After his two highly acclaimed albums Technoptimistic and The Cult Of Remute which were released as Sega Genesis and Super Nintendo game cartridges, German techno musician Remute presents the next novelty:
His new album Electronic Lifestyle comes exclusively for the PC-Engine game console (called Turbografx-16 in the USA) on a forgotten, but cute and cool format - the HuCard. It is the first music album release for the console ever and the first commercial HuCard release since many years.
NEC's 8bit spaceship is not only Kanye West's favorite game console (he even considered to call an album 'TurboGrafx-16' back in 2016), but still has a strong cult following amongst gamers even today due to its excellent library of high quality games.

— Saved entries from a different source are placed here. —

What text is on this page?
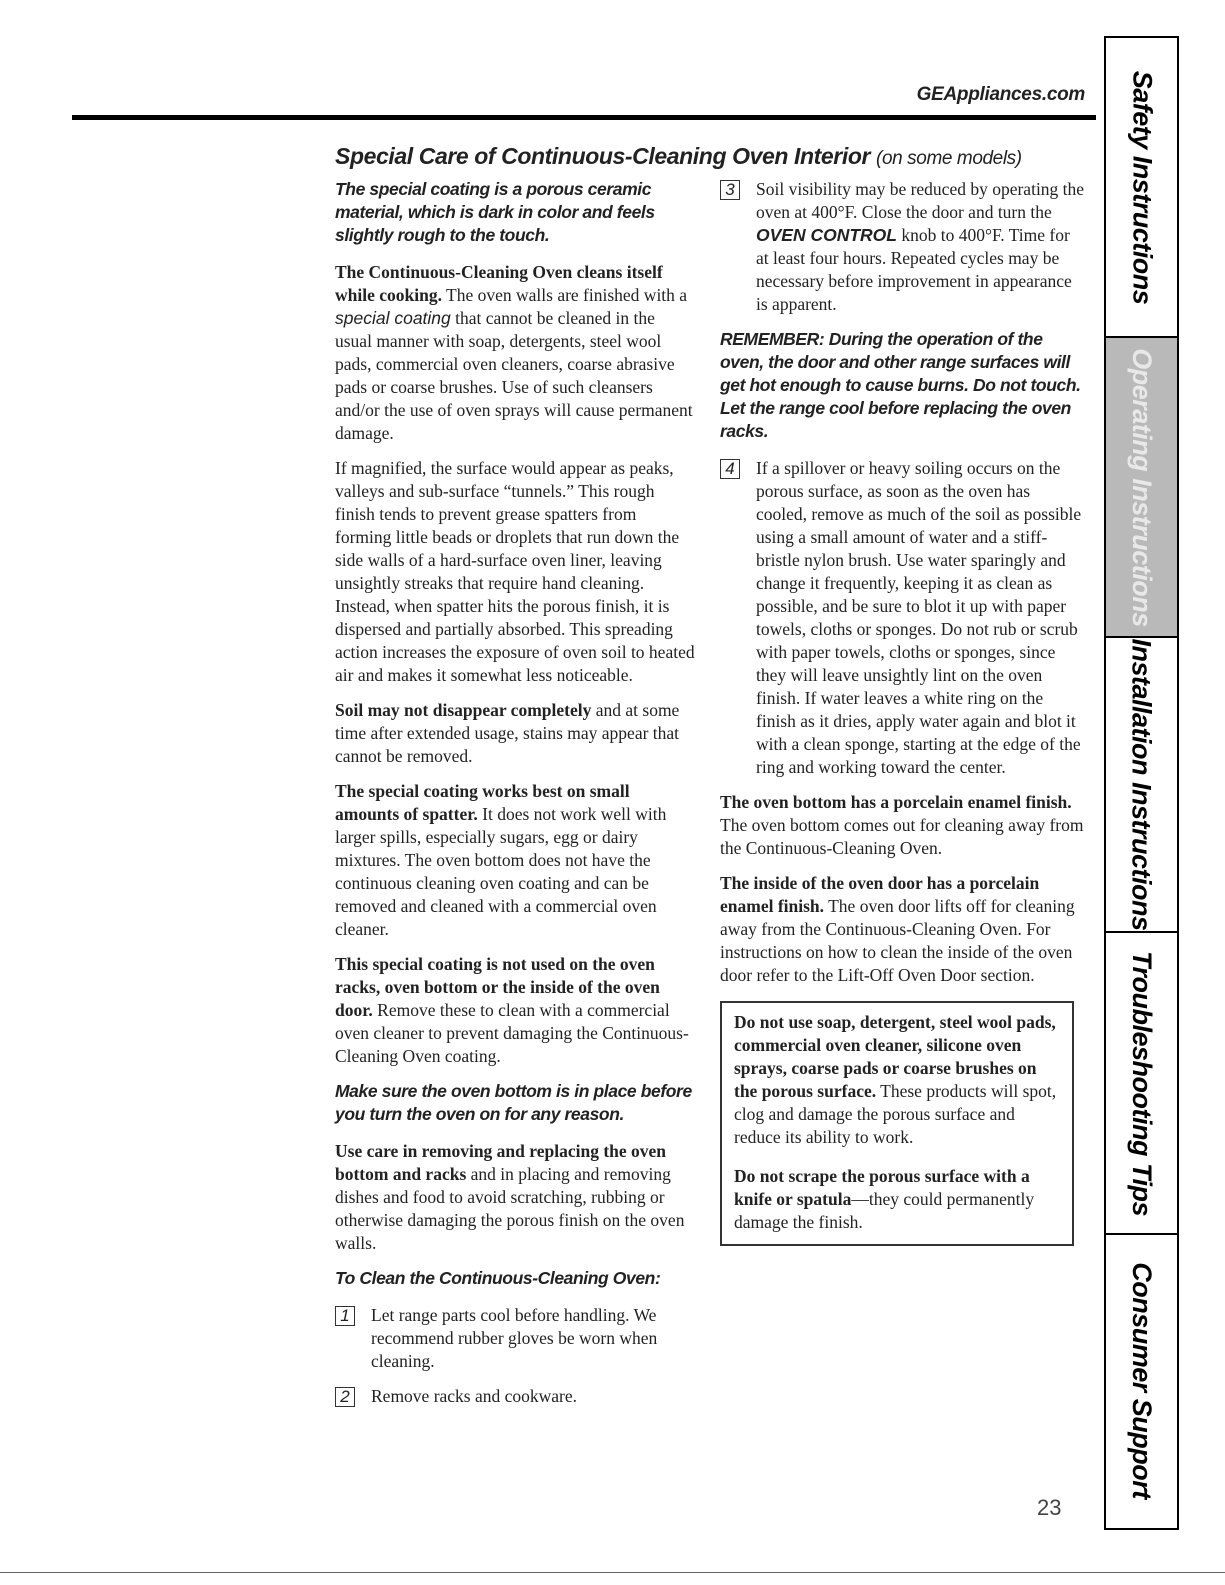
GEAppliances.com
Special Care of Continuous-Cleaning Oven Interior (on some models)

The special coating is a porous ceramic material, which is dark in color and feels slightly rough to the touch.

The Continuous-Cleaning Oven cleans itself while cooking. The oven walls are finished with a special coating that cannot be cleaned in the usual manner with soap, detergents, steel wool pads, commercial oven cleaners, coarse abrasive pads or coarse brushes. Use of such cleansers and/or the use of oven sprays will cause permanent damage.

If magnified, the surface would appear as peaks, valleys and sub-surface “tunnels.” This rough finish tends to prevent grease spatters from forming little beads or droplets that run down the side walls of a hard-surface oven liner, leaving unsightly streaks that require hand cleaning. Instead, when spatter hits the porous finish, it is dispersed and partially absorbed. This spreading action increases the exposure of oven soil to heated air and makes it somewhat less noticeable.

Soil may not disappear completely and at some time after extended usage, stains may appear that cannot be removed.

The special coating works best on small amounts of spatter. It does not work well with larger spills, especially sugars, egg or dairy mixtures. The oven bottom does not have the continuous cleaning oven coating and can be removed and cleaned with a commercial oven cleaner.

This special coating is not used on the oven racks, oven bottom or the inside of the oven door. Remove these to clean with a commercial oven cleaner to prevent damaging the Continuous-Cleaning Oven coating.

Make sure the oven bottom is in place before you turn the oven on for any reason.

Use care in removing and replacing the oven bottom and racks and in placing and removing dishes and food to avoid scratching, rubbing or otherwise damaging the porous finish on the oven walls.

To Clean the Continuous-Cleaning Oven:

1	Let range parts cool before handling. We recommend rubber gloves be worn when cleaning.

2	Remove racks and cookware.

3	Soil visibility may be reduced by operating the oven at 400°F. Close the door and turn the OVEN CONTROL knob to 400°F. Time for at least four hours. Repeated cycles may be necessary before improvement in appearance is apparent.

REMEMBER: During the operation of the oven, the door and other range surfaces will get hot enough to cause burns. Do not touch. Let the range cool before replacing the oven racks.

4	If a spillover or heavy soiling occurs on the porous surface, as soon as the oven has cooled, remove as much of the soil as possible using a small amount of water and a stiff-bristle nylon brush. Use water sparingly and change it frequently, keeping it as clean as possible, and be sure to blot it up with paper towels, cloths or sponges. Do not rub or scrub with paper towels, cloths or sponges, since they will leave unsightly lint on the oven finish. If water leaves a white ring on the finish as it dries, apply water again and blot it with a clean sponge, starting at the edge of the ring and working toward the center.

The oven bottom has a porcelain enamel finish. The oven bottom comes out for cleaning away from the Continuous-Cleaning Oven.

The inside of the oven door has a porcelain enamel finish. The oven door lifts off for cleaning away from the Continuous-Cleaning Oven. For instructions on how to clean the inside of the oven door refer to the Lift-Off Oven Door section.

Do not use soap, detergent, steel wool pads, commercial oven cleaner, silicone oven sprays, coarse pads or coarse brushes on the porous surface. These products will spot, clog and damage the porous surface and reduce its ability to work.

Do not scrape the porous surface with a knife or spatula—they could permanently damage the finish.

Safety Instructions
Operating Instructions
Installation Instructions
Troubleshooting Tips
Consumer Support
23
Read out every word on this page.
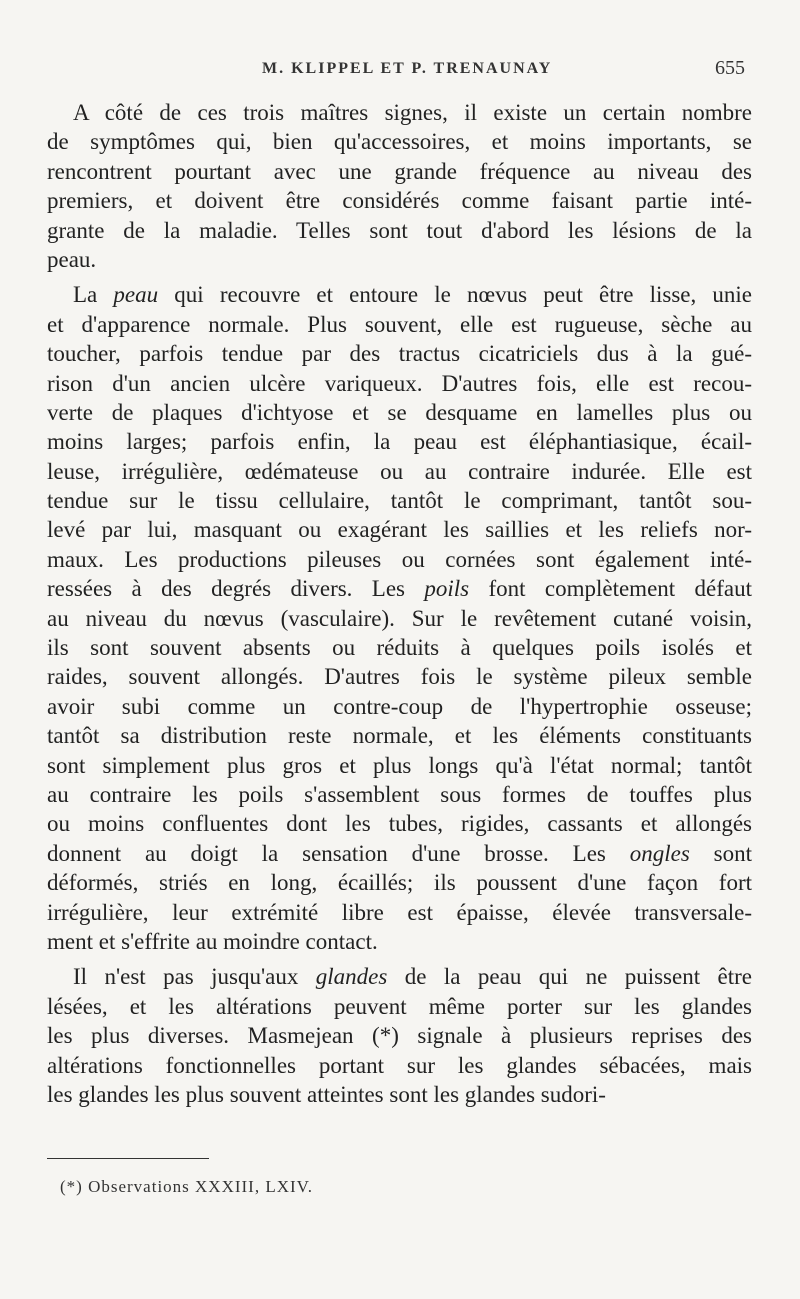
M. KLIPPEL ET P. TRENAUNAY	655
A côté de ces trois maîtres signes, il existe un certain nombre
de symptômes qui, bien qu'accessoires, et moins importants, se
rencontrent pourtant avec une grande fréquence au niveau des
premiers, et doivent être considérés comme faisant partie inté-
grante de la maladie. Telles sont tout d'abord les lésions de la
peau.
La peau qui recouvre et entoure le nœvus peut être lisse, unie
et d'apparence normale. Plus souvent, elle est rugueuse, sèche au
toucher, parfois tendue par des tractus cicatriciels dus à la gué-
rison d'un ancien ulcère variqueux. D'autres fois, elle est recou-
verte de plaques d'ichtyose et se desquame en lamelles plus ou
moins larges; parfois enfin, la peau est éléphantiasique, écail-
leuse, irrégulière, œdémateuse ou au contraire indurée. Elle est
tendue sur le tissu cellulaire, tantôt le comprimant, tantôt sou-
levé par lui, masquant ou exagérant les saillies et les reliefs nor-
maux. Les productions pileuses ou cornées sont également inté-
ressées à des degrés divers. Les poils font complètement défaut
au niveau du nœvus (vasculaire). Sur le revêtement cutané voisin,
ils sont souvent absents ou réduits à quelques poils isolés et
raides, souvent allongés. D'autres fois le système pileux semble
avoir subi comme un contre-coup de l'hypertrophie osseuse;
tantôt sa distribution reste normale, et les éléments constituants
sont simplement plus gros et plus longs qu'à l'état normal; tantôt
au contraire les poils s'assemblent sous formes de touffes plus
ou moins confluentes dont les tubes, rigides, cassants et allongés
donnent au doigt la sensation d'une brosse. Les ongles sont
déformés, striés en long, écaillés; ils poussent d'une façon fort
irrégulière, leur extrémité libre est épaisse, élevée transversale-
ment et s'effrite au moindre contact.
Il n'est pas jusqu'aux glandes de la peau qui ne puissent être
lésées, et les altérations peuvent même porter sur les glandes
les plus diverses. Masmejean (*) signale à plusieurs reprises des
altérations fonctionnelles portant sur les glandes sébacées, mais
les glandes les plus souvent atteintes sont les glandes sudori-
(*) Observations XXXIII, LXIV.
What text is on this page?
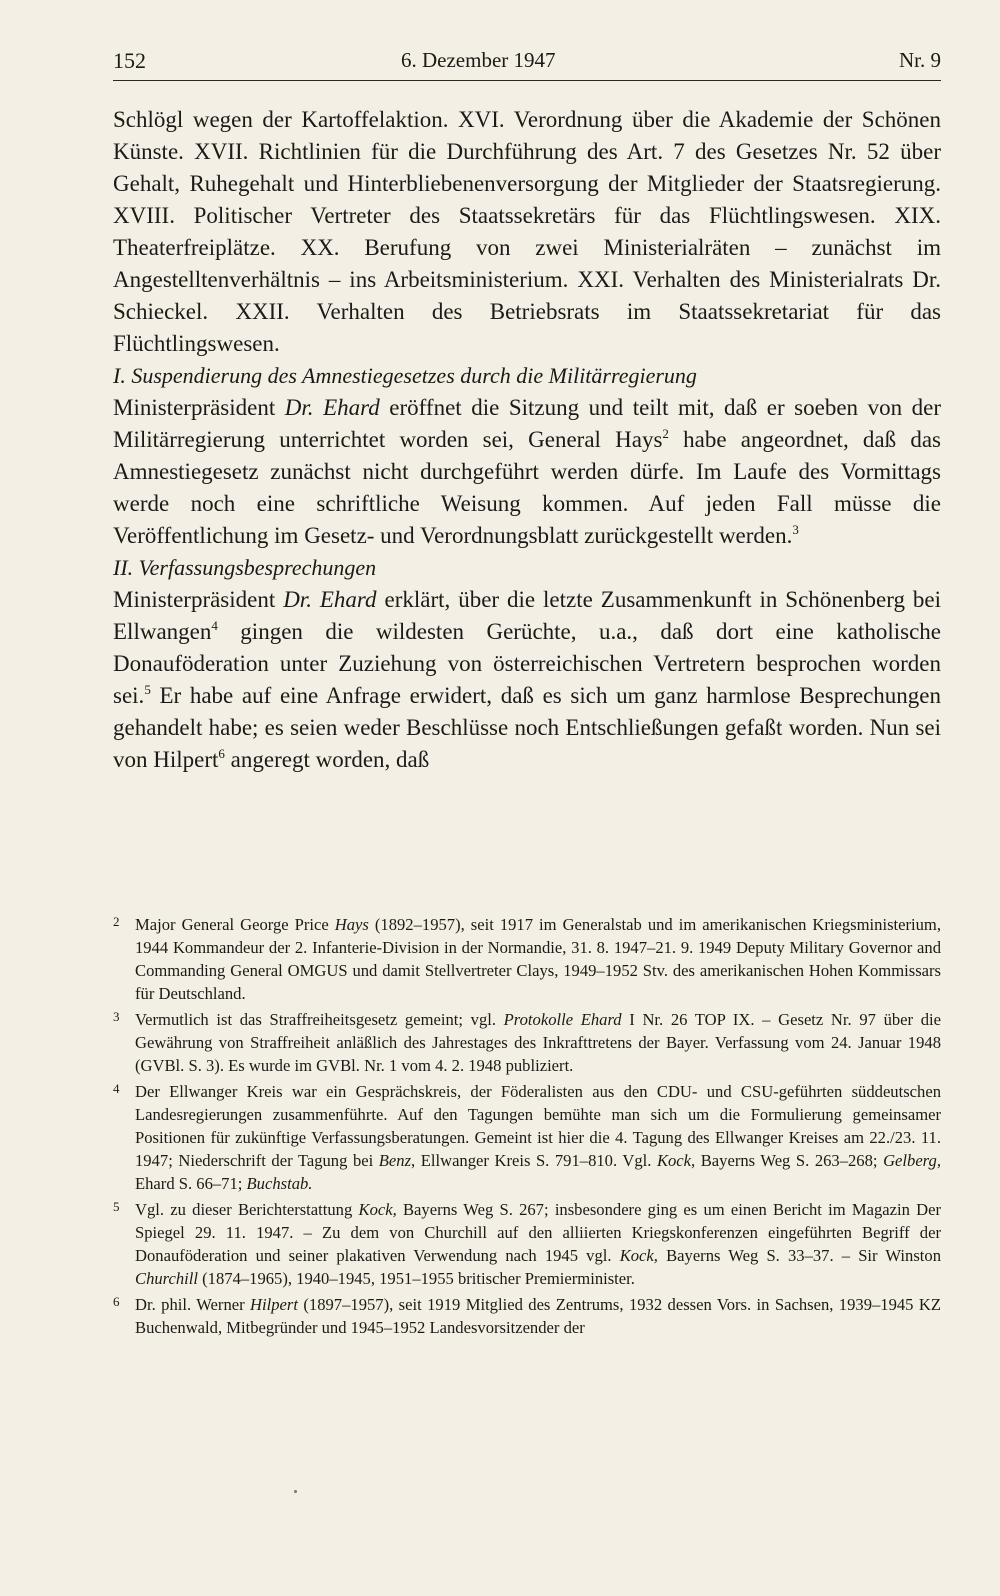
152	6. Dezember 1947	Nr. 9

Schlögl wegen der Kartoffelaktion. XVI. Verordnung über die Akademie der Schönen Künste. XVII. Richtlinien für die Durchführung des Art. 7 des Gesetzes Nr. 52 über Gehalt, Ruhegehalt und Hinterbliebenenversorgung der Mitglieder der Staatsregierung. XVIII. Politischer Vertreter des Staatssekretärs für das Flüchtlingswesen. XIX. Theaterfreiplätze. XX. Berufung von zwei Ministerialräten – zunächst im Angestelltenverhältnis – ins Arbeitsministerium. XXI. Verhalten des Ministerialrats Dr. Schieckel. XXII. Verhalten des Betriebsrats im Staatssekretariat für das Flüchtlingswesen.

I. Suspendierung des Amnestiegesetzes durch die Militärregierung

Ministerpräsident Dr. Ehard eröffnet die Sitzung und teilt mit, daß er soeben von der Militärregierung unterrichtet worden sei, General Hays$^2$ habe angeordnet, daß das Amnestiegesetz zunächst nicht durchgeführt werden dürfe. Im Laufe des Vormittags werde noch eine schriftliche Weisung kommen. Auf jeden Fall müsse die Veröffentlichung im Gesetz- und Verordnungsblatt zurückgestellt werden.$^3$

II. Verfassungsbesprechungen

Ministerpräsident Dr. Ehard erklärt, über die letzte Zusammenkunft in Schönenberg bei Ellwangen$^4$ gingen die wildesten Gerüchte, u.a., daß dort eine katholische Donauföderation unter Zuziehung von österreichischen Vertretern besprochen worden sei.$^5$ Er habe auf eine Anfrage erwidert, daß es sich um ganz harmlose Besprechungen gehandelt habe; es seien weder Beschlüsse noch Entschließungen gefaßt worden. Nun sei von Hilpert$^6$ angeregt worden, daß

2 Major General George Price Hays (1892–1957), seit 1917 im Generalstab und im amerikanischen Kriegsministerium, 1944 Kommandeur der 2. Infanterie-Division in der Normandie, 31. 8. 1947–21. 9. 1949 Deputy Military Governor and Commanding General OMGUS und damit Stellvertreter Clays, 1949–1952 Stv. des amerikanischen Hohen Kommissars für Deutschland.
3 Vermutlich ist das Straffreiheitsgesetz gemeint; vgl. Protokolle Ehard I Nr. 26 TOP IX. – Gesetz Nr. 97 über die Gewährung von Straffreiheit anläßlich des Jahrestages des Inkrafttretens der Bayer. Verfassung vom 24. Januar 1948 (GVBl. S. 3). Es wurde im GVBl. Nr. 1 vom 4. 2. 1948 publiziert.
4 Der Ellwanger Kreis war ein Gesprächskreis, der Föderalisten aus den CDU- und CSU-geführten süddeutschen Landesregierungen zusammenführte. Auf den Tagungen bemühte man sich um die Formulierung gemeinsamer Positionen für zukünftige Verfassungsberatungen. Gemeint ist hier die 4. Tagung des Ellwanger Kreises am 22./23. 11. 1947; Niederschrift der Tagung bei Benz, Ellwanger Kreis S. 791–810. Vgl. Kock, Bayerns Weg S. 263–268; Gelberg, Ehard S. 66–71; Buchstab.
5 Vgl. zu dieser Berichterstattung Kock, Bayerns Weg S. 267; insbesondere ging es um einen Bericht im Magazin Der Spiegel 29. 11. 1947. – Zu dem von Churchill auf den alliierten Kriegskonferenzen eingeführten Begriff der Donauföderation und seiner plakativen Verwendung nach 1945 vgl. Kock, Bayerns Weg S. 33–37. – Sir Winston Churchill (1874–1965), 1940–1945, 1951–1955 britischer Premierminister.
6 Dr. phil. Werner Hilpert (1897–1957), seit 1919 Mitglied des Zentrums, 1932 dessen Vors. in Sachsen, 1939–1945 KZ Buchenwald, Mitbegründer und 1945–1952 Landesvorsitzender der
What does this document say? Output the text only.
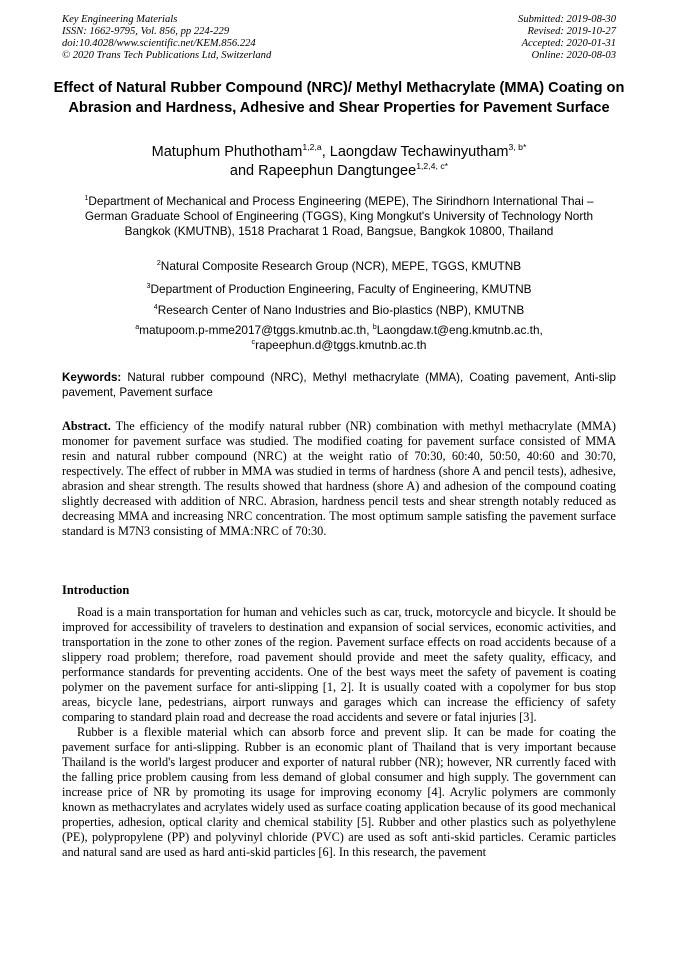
Key Engineering Materials
ISSN: 1662-9795, Vol. 856, pp 224-229
doi:10.4028/www.scientific.net/KEM.856.224
© 2020 Trans Tech Publications Ltd, Switzerland
Submitted: 2019-08-30
Revised: 2019-10-27
Accepted: 2020-01-31
Online: 2020-08-03
Effect of Natural Rubber Compound (NRC)/ Methyl Methacrylate (MMA) Coating on Abrasion and Hardness, Adhesive and Shear Properties for Pavement Surface
Matuphum Phuthotham$^{1,2,a}$, Laongdaw Techawinyutham$^{3, b*}$
and Rapeephun Dangtungee$^{1,2,4, c*}$
$^1$Department of Mechanical and Process Engineering (MEPE), The Sirindhorn International Thai – German Graduate School of Engineering (TGGS), King Mongkut's University of Technology North Bangkok (KMUTNB), 1518 Pracharat 1 Road, Bangsue, Bangkok 10800, Thailand
$^2$Natural Composite Research Group (NCR), MEPE, TGGS, KMUTNB
$^3$Department of Production Engineering, Faculty of Engineering, KMUTNB
$^4$Research Center of Nano Industries and Bio-plastics (NBP), KMUTNB
$^a$matupoom.p-mme2017@tggs.kmutnb.ac.th, $^b$Laongdaw.t@eng.kmutnb.ac.th,
$^c$rapeephun.d@tggs.kmutnb.ac.th
Keywords: Natural rubber compound (NRC), Methyl methacrylate (MMA), Coating pavement, Anti-slip pavement, Pavement surface
Abstract. The efficiency of the modify natural rubber (NR) combination with methyl methacrylate (MMA) monomer for pavement surface was studied. The modified coating for pavement surface consisted of MMA resin and natural rubber compound (NRC) at the weight ratio of 70:30, 60:40, 50:50, 40:60 and 30:70, respectively. The effect of rubber in MMA was studied in terms of hardness (shore A and pencil tests), adhesive, abrasion and shear strength. The results showed that hardness (shore A) and adhesion of the compound coating slightly decreased with addition of NRC. Abrasion, hardness pencil tests and shear strength notably reduced as decreasing MMA and increasing NRC concentration. The most optimum sample satisfing the pavement surface standard is M7N3 consisting of MMA:NRC of 70:30.
Introduction

Road is a main transportation for human and vehicles such as car, truck, motorcycle and bicycle. It should be improved for accessibility of travelers to destination and expansion of social services, economic activities, and transportation in the zone to other zones of the region. Pavement surface effects on road accidents because of a slippery road problem; therefore, road pavement should provide and meet the safety quality, efficacy, and performance standards for preventing accidents. One of the best ways meet the safety of pavement is coating polymer on the pavement surface for anti-slipping [1, 2]. It is usually coated with a copolymer for bus stop areas, bicycle lane, pedestrians, airport runways and garages which can increase the efficiency of safety comparing to standard plain road and decrease the road accidents and severe or fatal injuries [3].

Rubber is a flexible material which can absorb force and prevent slip. It can be made for coating the pavement surface for anti-slipping. Rubber is an economic plant of Thailand that is very important because Thailand is the world's largest producer and exporter of natural rubber (NR); however, NR currently faced with the falling price problem causing from less demand of global consumer and high supply. The government can increase price of NR by promoting its usage for improving economy [4]. Acrylic polymers are commonly known as methacrylates and acrylates widely used as surface coating application because of its good mechanical properties, adhesion, optical clarity and chemical stability [5]. Rubber and other plastics such as polyethylene (PE), polypropylene (PP) and polyvinyl chloride (PVC) are used as soft anti-skid particles. Ceramic particles and natural sand are used as hard anti-skid particles [6]. In this research, the pavement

The music on this album gets generated in realtime and pushes the 8bit soundchip of the PC-Engine to the max and probably even further as commercial games back in the days couldn't use the 1 Megabyte of the HuCard for sound only. Electronic Lifestyle consists of a catchy 15 track long mixture of bleepy, retro-futuristic electro melodies a la Kraftwerk, Yellow Magic Orchestra or Jean-Michel Jarre and crunchy hypnotic excursions heavily inspired by early 90s Detroit techno. Furthermore the album features crisp graphics and a rock-solid shiny player GUI by demoscene pixel-masters and coding-wizards Alien and MooZ. The HuCards are custom-made by Swedish PCB-expert MrTentacle and run on any model of the console.